Metode penilaian ini sering disebut dengan teknik
perubahan dalam produksi, metode input-output atau dosis respon atau pendekatan
fungsi produksi. Metode ini menekankan pada hubungan antara kehidupan manusia
(lebih sempitnya lagi pada pertambahan output dari barang dan jasa yang
memiliki pasar) dan perubahan dari sumber daya alam baik kualitas maupun
kuantitas . Pendekatan fungsi produksi dapat digunakan untuk mengestimasi nilai
guna tidak langsung dari fungsi ekologis hutan, melalui kontribusi nilai guna
tersebut terhadap kegiatan pasar. Metode ini telah banyak digunakan untuk
mengestimasi dampak dari perubahan kualitas lingkungan (contoh : deforestasi,
erosi, polusi udara dan air) terhadap produktivitas pertanian, kehutanan, dan
perikanan, kesehatan manusia, dan biaya pemeliharaan infrastruktur ekonomi.

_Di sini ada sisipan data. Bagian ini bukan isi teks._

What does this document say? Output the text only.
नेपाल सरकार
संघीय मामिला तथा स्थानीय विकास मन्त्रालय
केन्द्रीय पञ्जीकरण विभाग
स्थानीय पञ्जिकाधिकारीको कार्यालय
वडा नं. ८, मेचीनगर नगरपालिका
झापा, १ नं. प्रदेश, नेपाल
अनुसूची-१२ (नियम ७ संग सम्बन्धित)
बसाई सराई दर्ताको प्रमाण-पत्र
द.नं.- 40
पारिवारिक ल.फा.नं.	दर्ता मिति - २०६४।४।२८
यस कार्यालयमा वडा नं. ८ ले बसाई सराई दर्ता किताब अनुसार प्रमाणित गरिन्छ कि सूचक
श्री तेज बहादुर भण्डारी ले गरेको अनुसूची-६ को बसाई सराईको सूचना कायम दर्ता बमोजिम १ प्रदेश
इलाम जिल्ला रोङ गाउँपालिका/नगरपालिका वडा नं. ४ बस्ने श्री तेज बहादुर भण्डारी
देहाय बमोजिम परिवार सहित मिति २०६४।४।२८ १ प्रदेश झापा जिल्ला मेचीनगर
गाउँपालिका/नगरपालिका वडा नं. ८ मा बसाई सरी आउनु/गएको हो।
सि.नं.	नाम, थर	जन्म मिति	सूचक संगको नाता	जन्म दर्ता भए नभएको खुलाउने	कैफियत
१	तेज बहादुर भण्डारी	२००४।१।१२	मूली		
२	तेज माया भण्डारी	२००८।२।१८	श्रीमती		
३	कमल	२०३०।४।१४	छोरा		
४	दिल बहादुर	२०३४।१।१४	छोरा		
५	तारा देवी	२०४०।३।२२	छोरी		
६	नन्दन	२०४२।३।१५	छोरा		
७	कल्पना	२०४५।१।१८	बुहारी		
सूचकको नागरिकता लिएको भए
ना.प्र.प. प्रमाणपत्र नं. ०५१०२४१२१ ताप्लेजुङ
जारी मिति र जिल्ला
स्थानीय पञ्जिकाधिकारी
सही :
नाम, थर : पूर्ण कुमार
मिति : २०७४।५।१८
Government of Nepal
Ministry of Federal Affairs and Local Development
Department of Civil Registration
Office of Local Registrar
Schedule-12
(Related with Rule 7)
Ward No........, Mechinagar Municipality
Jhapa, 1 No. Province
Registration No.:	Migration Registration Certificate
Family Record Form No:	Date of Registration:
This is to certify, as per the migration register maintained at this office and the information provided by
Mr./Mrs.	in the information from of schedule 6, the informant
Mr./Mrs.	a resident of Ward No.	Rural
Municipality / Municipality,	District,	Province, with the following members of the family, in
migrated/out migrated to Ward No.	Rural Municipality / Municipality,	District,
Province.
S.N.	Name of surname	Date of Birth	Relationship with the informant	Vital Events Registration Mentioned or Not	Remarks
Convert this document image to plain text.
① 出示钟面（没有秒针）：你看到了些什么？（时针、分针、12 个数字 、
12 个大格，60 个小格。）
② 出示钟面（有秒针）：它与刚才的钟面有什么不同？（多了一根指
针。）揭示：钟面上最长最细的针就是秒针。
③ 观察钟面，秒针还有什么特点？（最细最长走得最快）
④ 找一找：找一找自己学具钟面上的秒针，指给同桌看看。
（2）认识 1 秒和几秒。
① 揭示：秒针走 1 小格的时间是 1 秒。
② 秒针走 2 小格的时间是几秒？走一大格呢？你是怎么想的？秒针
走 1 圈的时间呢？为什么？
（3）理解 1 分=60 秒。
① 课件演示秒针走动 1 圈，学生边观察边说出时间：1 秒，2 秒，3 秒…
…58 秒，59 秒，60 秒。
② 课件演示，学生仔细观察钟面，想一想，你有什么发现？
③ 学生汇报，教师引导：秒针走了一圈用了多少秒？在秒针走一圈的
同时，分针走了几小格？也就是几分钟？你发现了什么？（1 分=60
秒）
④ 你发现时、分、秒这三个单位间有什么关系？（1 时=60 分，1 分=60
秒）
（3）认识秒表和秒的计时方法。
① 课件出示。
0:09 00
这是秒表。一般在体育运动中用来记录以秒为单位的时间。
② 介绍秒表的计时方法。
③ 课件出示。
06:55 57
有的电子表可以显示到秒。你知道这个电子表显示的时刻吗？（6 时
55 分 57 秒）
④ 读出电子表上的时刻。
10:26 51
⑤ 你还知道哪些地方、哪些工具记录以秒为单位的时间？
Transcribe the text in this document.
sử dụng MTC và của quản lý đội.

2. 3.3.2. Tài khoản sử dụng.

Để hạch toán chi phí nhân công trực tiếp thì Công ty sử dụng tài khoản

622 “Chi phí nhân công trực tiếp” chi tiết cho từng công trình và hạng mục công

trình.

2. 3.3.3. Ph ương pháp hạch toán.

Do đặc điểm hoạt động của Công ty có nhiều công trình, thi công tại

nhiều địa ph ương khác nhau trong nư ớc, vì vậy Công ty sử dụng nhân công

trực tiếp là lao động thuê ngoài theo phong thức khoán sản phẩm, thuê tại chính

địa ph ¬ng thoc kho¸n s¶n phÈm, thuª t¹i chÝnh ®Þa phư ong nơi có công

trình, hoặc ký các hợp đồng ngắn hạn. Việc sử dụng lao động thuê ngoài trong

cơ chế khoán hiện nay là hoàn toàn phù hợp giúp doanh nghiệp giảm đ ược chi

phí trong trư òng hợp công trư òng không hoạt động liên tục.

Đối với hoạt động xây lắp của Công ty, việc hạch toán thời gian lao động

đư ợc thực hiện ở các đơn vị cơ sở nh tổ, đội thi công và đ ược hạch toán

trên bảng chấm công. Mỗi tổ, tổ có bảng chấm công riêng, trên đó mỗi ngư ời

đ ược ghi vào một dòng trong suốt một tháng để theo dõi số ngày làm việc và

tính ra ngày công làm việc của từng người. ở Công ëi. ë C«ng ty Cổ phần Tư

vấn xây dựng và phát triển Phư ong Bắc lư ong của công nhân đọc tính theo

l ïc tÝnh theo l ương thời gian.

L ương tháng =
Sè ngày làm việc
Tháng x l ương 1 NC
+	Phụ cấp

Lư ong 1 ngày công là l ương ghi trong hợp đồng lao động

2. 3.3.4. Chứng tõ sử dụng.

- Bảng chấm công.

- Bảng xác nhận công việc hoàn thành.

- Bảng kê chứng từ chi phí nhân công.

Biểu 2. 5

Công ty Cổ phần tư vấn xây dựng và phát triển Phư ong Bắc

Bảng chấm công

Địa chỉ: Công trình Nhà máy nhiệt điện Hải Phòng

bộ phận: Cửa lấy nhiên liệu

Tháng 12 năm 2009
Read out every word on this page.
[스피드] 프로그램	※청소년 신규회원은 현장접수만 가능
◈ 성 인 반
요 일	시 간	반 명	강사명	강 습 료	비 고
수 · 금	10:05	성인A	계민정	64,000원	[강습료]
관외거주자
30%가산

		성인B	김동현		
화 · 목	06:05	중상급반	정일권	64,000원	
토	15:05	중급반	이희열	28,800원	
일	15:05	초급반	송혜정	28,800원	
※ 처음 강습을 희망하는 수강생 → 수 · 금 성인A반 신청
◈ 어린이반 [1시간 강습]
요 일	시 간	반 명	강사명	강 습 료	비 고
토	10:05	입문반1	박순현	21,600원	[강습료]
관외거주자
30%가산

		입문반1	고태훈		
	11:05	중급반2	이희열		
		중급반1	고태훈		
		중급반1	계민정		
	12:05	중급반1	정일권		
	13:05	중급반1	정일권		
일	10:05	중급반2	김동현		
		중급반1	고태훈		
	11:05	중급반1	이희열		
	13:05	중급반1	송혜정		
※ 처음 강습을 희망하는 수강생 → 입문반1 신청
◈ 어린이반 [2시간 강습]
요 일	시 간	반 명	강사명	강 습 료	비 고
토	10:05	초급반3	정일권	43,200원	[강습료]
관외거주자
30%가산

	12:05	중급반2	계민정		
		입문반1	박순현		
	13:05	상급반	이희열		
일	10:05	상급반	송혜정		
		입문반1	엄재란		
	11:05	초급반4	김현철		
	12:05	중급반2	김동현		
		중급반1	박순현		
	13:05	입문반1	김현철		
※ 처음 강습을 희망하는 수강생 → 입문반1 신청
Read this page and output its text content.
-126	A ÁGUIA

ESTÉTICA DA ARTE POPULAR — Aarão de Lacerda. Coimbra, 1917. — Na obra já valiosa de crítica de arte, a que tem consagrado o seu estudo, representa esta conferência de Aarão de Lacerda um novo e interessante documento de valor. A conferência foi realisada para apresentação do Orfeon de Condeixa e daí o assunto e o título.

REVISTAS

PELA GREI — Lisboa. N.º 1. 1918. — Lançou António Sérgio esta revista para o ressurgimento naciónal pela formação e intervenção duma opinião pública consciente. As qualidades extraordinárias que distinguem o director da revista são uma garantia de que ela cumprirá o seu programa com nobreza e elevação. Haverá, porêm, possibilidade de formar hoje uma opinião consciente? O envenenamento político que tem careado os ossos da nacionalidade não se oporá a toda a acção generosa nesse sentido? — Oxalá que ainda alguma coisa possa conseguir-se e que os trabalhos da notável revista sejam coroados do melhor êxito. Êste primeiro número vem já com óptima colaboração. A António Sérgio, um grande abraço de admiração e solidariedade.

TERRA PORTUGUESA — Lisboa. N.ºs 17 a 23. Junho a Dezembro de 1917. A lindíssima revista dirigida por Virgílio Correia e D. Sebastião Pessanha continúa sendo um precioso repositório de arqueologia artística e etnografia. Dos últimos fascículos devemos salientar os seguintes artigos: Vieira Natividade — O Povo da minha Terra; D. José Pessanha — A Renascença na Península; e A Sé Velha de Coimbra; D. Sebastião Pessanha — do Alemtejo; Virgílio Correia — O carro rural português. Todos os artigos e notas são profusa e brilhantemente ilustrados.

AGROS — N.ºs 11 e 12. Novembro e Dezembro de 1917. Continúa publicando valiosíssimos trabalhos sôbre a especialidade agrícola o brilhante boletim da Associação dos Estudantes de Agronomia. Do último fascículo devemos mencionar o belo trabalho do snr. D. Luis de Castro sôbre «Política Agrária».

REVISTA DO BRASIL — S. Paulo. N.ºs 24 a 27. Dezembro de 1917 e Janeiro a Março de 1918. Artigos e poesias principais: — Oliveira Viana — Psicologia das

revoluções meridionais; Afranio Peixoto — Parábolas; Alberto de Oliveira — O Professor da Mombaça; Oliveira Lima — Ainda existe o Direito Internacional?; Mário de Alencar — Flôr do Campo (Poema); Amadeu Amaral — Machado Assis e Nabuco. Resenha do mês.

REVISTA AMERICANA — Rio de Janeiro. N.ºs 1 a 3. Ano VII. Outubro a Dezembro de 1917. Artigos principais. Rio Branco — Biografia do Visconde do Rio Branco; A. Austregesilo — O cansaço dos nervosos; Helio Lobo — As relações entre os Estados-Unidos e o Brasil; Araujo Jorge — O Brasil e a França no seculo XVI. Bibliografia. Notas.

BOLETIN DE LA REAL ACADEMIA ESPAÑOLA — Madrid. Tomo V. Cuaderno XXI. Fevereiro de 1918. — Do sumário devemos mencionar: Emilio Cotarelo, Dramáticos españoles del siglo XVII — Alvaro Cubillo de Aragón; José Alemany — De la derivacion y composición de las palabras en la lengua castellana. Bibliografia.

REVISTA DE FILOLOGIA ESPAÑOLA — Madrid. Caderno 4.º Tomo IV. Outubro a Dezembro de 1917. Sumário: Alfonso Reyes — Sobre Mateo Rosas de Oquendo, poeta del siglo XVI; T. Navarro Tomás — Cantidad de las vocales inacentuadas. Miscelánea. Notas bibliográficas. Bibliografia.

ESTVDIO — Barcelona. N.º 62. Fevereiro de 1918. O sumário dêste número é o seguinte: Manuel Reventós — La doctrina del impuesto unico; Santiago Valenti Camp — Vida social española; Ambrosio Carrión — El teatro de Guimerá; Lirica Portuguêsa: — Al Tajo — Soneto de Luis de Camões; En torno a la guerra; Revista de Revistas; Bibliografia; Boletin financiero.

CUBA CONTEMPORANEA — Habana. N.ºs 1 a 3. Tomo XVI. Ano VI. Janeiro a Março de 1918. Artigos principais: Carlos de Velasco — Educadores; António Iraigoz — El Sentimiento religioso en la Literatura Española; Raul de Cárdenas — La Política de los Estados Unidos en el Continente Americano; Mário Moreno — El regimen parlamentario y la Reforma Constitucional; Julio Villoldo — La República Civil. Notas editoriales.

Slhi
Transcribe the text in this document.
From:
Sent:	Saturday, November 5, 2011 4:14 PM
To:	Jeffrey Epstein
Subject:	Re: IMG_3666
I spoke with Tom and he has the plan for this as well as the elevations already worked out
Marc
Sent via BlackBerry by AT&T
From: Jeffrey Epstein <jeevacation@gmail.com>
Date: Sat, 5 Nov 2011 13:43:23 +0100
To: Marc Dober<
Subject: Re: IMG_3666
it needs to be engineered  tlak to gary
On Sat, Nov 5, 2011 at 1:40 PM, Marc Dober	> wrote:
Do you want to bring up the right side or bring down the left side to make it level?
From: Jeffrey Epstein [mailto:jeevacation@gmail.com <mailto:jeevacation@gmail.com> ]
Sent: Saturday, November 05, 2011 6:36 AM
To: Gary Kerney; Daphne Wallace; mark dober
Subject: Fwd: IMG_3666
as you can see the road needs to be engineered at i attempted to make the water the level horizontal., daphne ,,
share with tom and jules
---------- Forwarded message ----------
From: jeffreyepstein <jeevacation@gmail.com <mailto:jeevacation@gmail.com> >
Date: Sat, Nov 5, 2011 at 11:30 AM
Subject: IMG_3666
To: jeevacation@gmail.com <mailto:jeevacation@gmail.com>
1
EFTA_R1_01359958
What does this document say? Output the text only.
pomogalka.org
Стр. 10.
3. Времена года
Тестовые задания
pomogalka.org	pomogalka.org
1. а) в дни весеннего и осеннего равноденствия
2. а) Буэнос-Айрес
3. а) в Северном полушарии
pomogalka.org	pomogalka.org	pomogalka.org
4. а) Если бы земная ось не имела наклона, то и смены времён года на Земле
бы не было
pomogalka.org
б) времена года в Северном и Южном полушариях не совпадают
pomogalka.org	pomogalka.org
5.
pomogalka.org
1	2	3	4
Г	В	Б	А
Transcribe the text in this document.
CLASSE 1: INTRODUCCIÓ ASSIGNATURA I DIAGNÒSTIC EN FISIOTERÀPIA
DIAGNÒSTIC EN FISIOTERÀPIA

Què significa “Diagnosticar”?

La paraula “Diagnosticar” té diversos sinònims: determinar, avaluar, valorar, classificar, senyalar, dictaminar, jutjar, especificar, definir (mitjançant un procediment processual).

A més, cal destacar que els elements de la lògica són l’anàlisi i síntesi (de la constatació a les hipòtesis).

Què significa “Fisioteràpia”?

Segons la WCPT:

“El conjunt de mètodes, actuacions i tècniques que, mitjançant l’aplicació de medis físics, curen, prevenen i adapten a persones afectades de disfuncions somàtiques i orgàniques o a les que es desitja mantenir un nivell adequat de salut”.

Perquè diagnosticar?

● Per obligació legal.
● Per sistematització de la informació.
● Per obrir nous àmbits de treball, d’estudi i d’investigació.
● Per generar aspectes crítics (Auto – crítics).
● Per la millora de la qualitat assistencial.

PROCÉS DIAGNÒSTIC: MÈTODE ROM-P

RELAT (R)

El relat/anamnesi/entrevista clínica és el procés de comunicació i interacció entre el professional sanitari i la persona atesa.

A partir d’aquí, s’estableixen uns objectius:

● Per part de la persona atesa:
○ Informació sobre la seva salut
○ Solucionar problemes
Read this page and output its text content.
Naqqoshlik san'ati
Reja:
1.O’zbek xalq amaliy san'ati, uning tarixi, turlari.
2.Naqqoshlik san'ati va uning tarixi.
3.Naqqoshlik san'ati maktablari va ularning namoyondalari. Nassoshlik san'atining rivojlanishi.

(iv) Pendekatan preferensi
Dalam pendekatan ini, informasi mengenai nilai manfaat
lingkungan diperoleh dengan mengajukan pertanyaan kepada konsumen mengenai
kesediaan membayar untuk manfaat lingkungan yang diterima, dan atau kesediaan
menerima untuk menerima kompensasi atas manfaat lingkungan yang hilang. Teknik
penilaian yang termasuk dalam pendekatan preferensi adalah :
a. Penilaian Kontingensi
Studi dengan metode ini banyak mengunakan data dari
hasil survey. Format pertanyaan pada metode ini adalah pertanyaan terbuka dan
pertanyaan menggunakan pilihan. Wawancara dilakukan dengan menanyakan WTA dan
WTP terhadap SDA agar tetap terpelihara. CVM hanya dapat digunakan sebagai
metode untuk mengestimasi nilai bukan guna yang tidak diperdagangkan di pasar,
dan menilai barang yang tidak memiliki barang subtitusi, komplemen, dan
pengganti yang diperdagangkan di pasar, contohnya nilai pilihan atau keberadaan
suatu fungsi SDH.
b. Peringkat Kontingen
Metode ini menggunakan pertanyaan terhadap responden
untuk menentukan peringkat dan memberi skor dari beberapa barang yang tidak
memiliki harga pasar. Pada beberapa kasus, nilai moneter dapat ditentukan
secara tidak langsung, dengan memasukkan dalam peringkat kontingen satu atau
lebih barang yang memiliki harga pasar sebagai “pengikat” (pembanding). Metode
ini secara konsep sederhana, mudah untuk dicatat, dan dapat dihasilkan dugaan
menyeluruh dari sejumlah barang dan jasa hutan, tanpa melaksanakan survey WTP
secara terpisah untuk setiap nilai guna dan nilai bukan guna. Di sisi lain,
metode ini kurang menghasilkan dugaan besarnya WTP yang akurat.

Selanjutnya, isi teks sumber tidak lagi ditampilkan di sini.